Créé : jeudi 24 décembre 2020

Saint-médard-de-Mussidan. L’entreprise conçoit et fabrique des fauteuils pour les salles de spectacles et collabore avec la SNCF pour la rénovation des sièges des rames de trains.

 

Belle dynamique à Mussidan sièges

 

Quel point commun y a-t-il entre le théâtre de l’Odyssée et une rame de Transilien ? A priori, pas grand-chose. Pourtant, leurs sièges sont passés par la même entreprise de Dordogne pour être rénovés. 

Mussidan sièges, entreprise cinquantenaire reprise par le groupe FLCI depuis six ans, emploie aujourd’hui 40 personnes sur son site de Saint-Médard-de-Mussidan, sept à son siège de Périgueux et sept sur un autre site en Normandie. Le préfet de la Dordogne,
Frédéric Perissat, a visité le site mussidanais la semaine dernière et rencontré son dirigeant pour établir les possibilités de soutien dans le cadre du plan France Relance. 

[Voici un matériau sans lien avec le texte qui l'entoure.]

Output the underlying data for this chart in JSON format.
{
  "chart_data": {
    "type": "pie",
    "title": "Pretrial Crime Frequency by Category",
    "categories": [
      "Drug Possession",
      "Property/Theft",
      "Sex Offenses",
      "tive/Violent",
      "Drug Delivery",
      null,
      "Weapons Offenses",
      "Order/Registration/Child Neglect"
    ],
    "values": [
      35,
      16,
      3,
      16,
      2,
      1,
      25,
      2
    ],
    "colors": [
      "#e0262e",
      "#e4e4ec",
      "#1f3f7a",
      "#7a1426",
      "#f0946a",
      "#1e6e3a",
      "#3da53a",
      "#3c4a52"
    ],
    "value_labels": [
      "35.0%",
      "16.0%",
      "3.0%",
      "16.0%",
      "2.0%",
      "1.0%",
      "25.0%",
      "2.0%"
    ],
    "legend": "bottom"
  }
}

« En 2019, la part du ferroviaire et celle du spectacle étaient à peu près équilibrées à 45 % chacune, avec 10 % d’activités “exotiques“, comme l’aménagement de véhicules de loisirs », note Francis Bénard, directeur général de FLCI. Cette année, le ferroviaire a pris le dessus, avec 60 % de l’activité de l’entreprise et 35 % pour le spectacle. 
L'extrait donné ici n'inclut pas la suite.